The shirts can be found of different types, although perhaps the most common is the one that consists of a shirt that is folded on the chest and back, and is embroidered with white or colored details.


The Coras and Huichol Indians have maintained their tradition for thousands of years and, currently, the typical male costume of Nayarit is that of the Huichol, derived from the creative culture and the characteristic artisan skills of this indigenous community.

Huichol women are known to be the best weavers in Mexico, mainly for their artistic skills and their manual dexterity resulting in extraordinary wool garments with unique designs.

The men's suit is characterized by the use of a white blanket and a shirt that has the lower part of the sleeves open and is embroidered with symmetrical designs of different colors.

As for the female costume, it consists of a blouse of a single color that includes exterior and interior naguas and on which a cloak that covers the head and beaded necklaces is added.


Although all the typical costumes of Mexico are characterized by being very colorful, perhaps the clothing used by the women of Oaxaca is the most colorful of all.

In these dresses a mix of indigenous traditions and colonial elaboration techniques, such as bobbin lace or flamenco holanes, among others.

In the District of Jamiltepec specifically, the dresses have a wide range of indigenous symbols, such as the Sun, the stars and other geometric shapes that often resemble spiders or lizards.

The typical skirt or roll is called poshuanco.


The typical costume par excellence of women in the state of Puebla (Mexico) is known by the name of Chinese Poblana, which is composed, in the upper part, of a low-cut white blouse, so that part of the neck and chest is shown.

Its color is white and in it colored embroidery is woven that is usually shaped like a flower. At the bottom, the woman wears a skirt that goes by the name of castor, due to the fabric with which it is made.

Said skirt, which can also be called zagalejo It consists of two layers: first, the top layer, which measures about 25 cm and is made of calico or green silk (known as court); secondly, the bottom layer, which is covered with sequin patterns and reaches the ankles.


The city of Saltillo is the capital of the state of Coahuila de Zaragoza (Mexico) and whose typical male costume is known by the name of serape o hunchback.

It consists of a kind of poncho that has been used since its origins to shelter, since it is made of cotton fiber or sheep wool. The thread, as in almost all typical Mexican garments, is of multiple colors and the designs that are woven are unique and open to the imagination.

As for the female attire, it is characterized by embroidered and frayed blouses They can be found in countless colors and embroidered with flowers or other geometric shapes.


The typical female costume of Yucatan is called internal for the three pieces that compose it: fustán, huipil and doublet. The fustan (called pic in Mayan) it is the lower part and consists of a kind of skirt fitted at the waist and reaching the feet.

This skirt dates back to the time of Mayan women. The doublet is the square neck that is placed over the huipil, which is the white dress itself.

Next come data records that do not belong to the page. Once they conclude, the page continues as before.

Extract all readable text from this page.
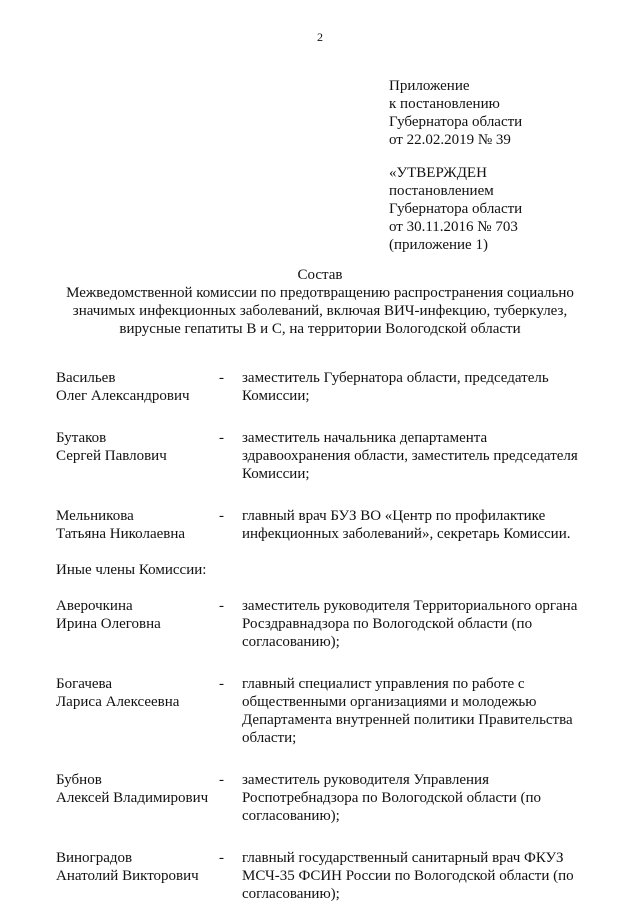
2
Приложение
к постановлению
Губернатора области
от 22.02.2019 № 39
«УТВЕРЖДЕН
постановлением
Губернатора области
от 30.11.2016 № 703
(приложение 1)
Состав
Межведомственной комиссии по предотвращению распространения социально
значимых инфекционных заболеваний, включая ВИЧ-инфекцию, туберкулез,
вирусные гепатиты В и С, на территории Вологодской области
Васильев
Олег Александрович
- заместитель Губернатора области, председатель
Комиссии;
Бутаков
Сергей Павлович
- заместитель начальника департамента
здравоохранения области, заместитель председателя
Комиссии;
Мельникова
Татьяна Николаевна
- главный врач БУЗ ВО «Центр по профилактике
инфекционных заболеваний», секретарь Комиссии.

Иные члены Комиссии:

Аверочкина
Ирина Олеговна
- заместитель руководителя Территориального органа
Росздравнадзора по Вологодской области (по
согласованию);
Богачева
Лариса Алексеевна
- главный специалист управления по работе с
общественными организациями и молодежью
Департамента внутренней политики Правительства
области;
Бубнов
Алексей Владимирович
- заместитель руководителя Управления
Роспотребнадзора по Вологодской области (по
согласованию);
Виноградов
Анатолий Викторович
- главный государственный санитарный врач ФКУЗ
МСЧ-35 ФСИН России по Вологодской области (по
согласованию);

In addition, this suit is complemented by a kind of shawl that is called shawl of Santa Maria or with a filigree rosary, handcrafted by Yuctaecan goldsmiths.


The typical costume of Veracruz (Mexico) stands out because it is dominated by white, either in the case of male or female clothing, and is called jarocho suit.

The women's dress has a long and wide skirt that covers the ankles and, on the neutral white color, some lace or embroidery in various colors are sewn. An apron or apron is placed on this skirt, which is usually black, maroon or burgundy and the fabric is velvet.

This apron can also have some embroidered details in different colors. The top is the same color and may or may not have sleeves. Finally, it also includes a silk shawl that is usually yellow with white details and may have fringes or other decorative elements.

The men's outfit, meanwhile, has white pants and a shirt also of this color, which must always have four pockets (called scholarships in the area) and four tucks or folds in front and another six behind.